Transportation's share of Dow's ABS sales was higher than the industry average, according to North American engineering plastics product director Federico Montaner. He declined to offer exact percentages, but said the mass-type, low-gloss ABS made by Dow is ``perfect for automotive'' - more so than other suppliers' emulsion-type ABS.
The ABS announcement was made on the same day that Dow announced it will cut 1,000 jobs and will close several plants worldwide in an attempt to improve the firm's financial performance. A styrene monomer plant in Camaari, Brazil, is among the plants being closed.
The new Americas Styrenics venture will employ 600 at a styrene monomer plant in St. James, La., a headquarters in Houston and six PS plants in Ironton; Gales Ferry; Joliet, Ill.; Torrance, Calif.; Marietta, Ohio; Guaruja, Brazil; and Cartagena, Colombia. Tim Roberts - currently styrenics general manager for Houston-based Chevron Phillips - will serve as president and chief executive officer of the new 50-50 venture, which is expected to begin operations in the first quarter of 2008.
Other Americas Styrenics executives will include:
* Chief Financial Officer Thomas Egolf, currently finance director for Dow Technology Licensing.
* Commercial Vice President Scot Mitchell, currently global PS manager for Chevron Phillips.
* Vice President of Operations Peter Ott, currently vice president of manufacturing for MEGlobal, a joint venture between Dow and Petrochemical Industries Co. of Safat, Kuwait.
* Randy Pogue, vice president of supply chain, purchasing and information technology, currently global supply chain manager for Dow's aromatics and derivatives units.

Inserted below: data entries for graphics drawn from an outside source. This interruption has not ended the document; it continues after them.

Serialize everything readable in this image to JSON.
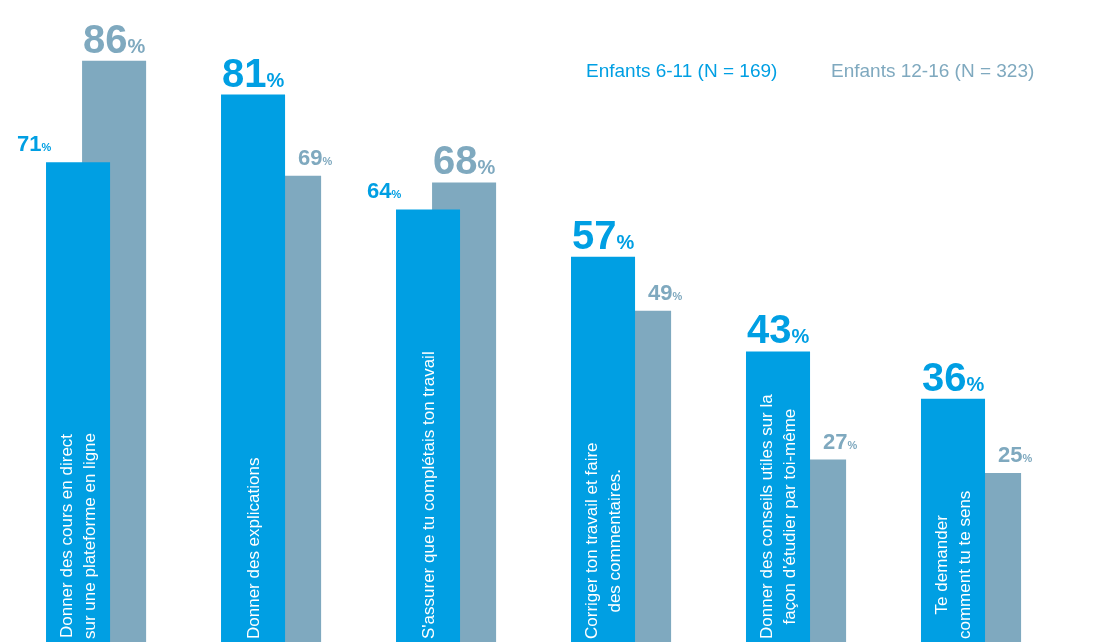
{
  "chart_data": {
    "type": "bar",
    "categories": [
      "Donner des cours en direct\nsur une plateforme en ligne",
      "Donner des explications",
      "S'assurer que tu complétais ton travail",
      "Corriger ton travail et faire\ndes commentaires.",
      "Donner des conseils utiles sur la\nfaçon d'étudier par toi-même",
      "Te demander\ncomment tu te sens"
    ],
    "series": [
      {
        "name": "Enfants 6-11 (N = 169)",
        "color": "#009fe3",
        "values": [
          71,
          81,
          64,
          57,
          43,
          36
        ],
        "value_labels": [
          "71%",
          "81%",
          "64%",
          "57%",
          "43%",
          "36%"
        ]
      },
      {
        "name": "Enfants 12-16 (N = 323)",
        "color": "#7fa9bf",
        "values": [
          86,
          69,
          68,
          49,
          27,
          25
        ],
        "value_labels": [
          "86%",
          "69%",
          "68%",
          "49%",
          "27%",
          "25%"
        ]
      }
    ],
    "ylim": [
      0,
      95
    ],
    "legend": false,
    "grid": false
  }
}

* Doug Chauveaux, vice president of human resources and public affairs, currently a human resources business partner at Chevron Phillips.
Denton, Dow's current PS product director, will transition to a new job with Dow's basic plastics unit.
No annual sales or production estimate was available for Americas Styrenics. Based on estimated 2007 sales, the joint venture ranks second in the North American market with a 29 percent share, trailing only the recently formed Ineos Nova venture at 35 percent.
Tumbling profitability - tied into higher costs for benzene and other feedstocks - has led to the formation of both the Ineos Nova and Americas Styrenics joint ventures this year. Those conditions also have led to the announced closing of almost 1 billion pounds of North American PS capacity since early 2006.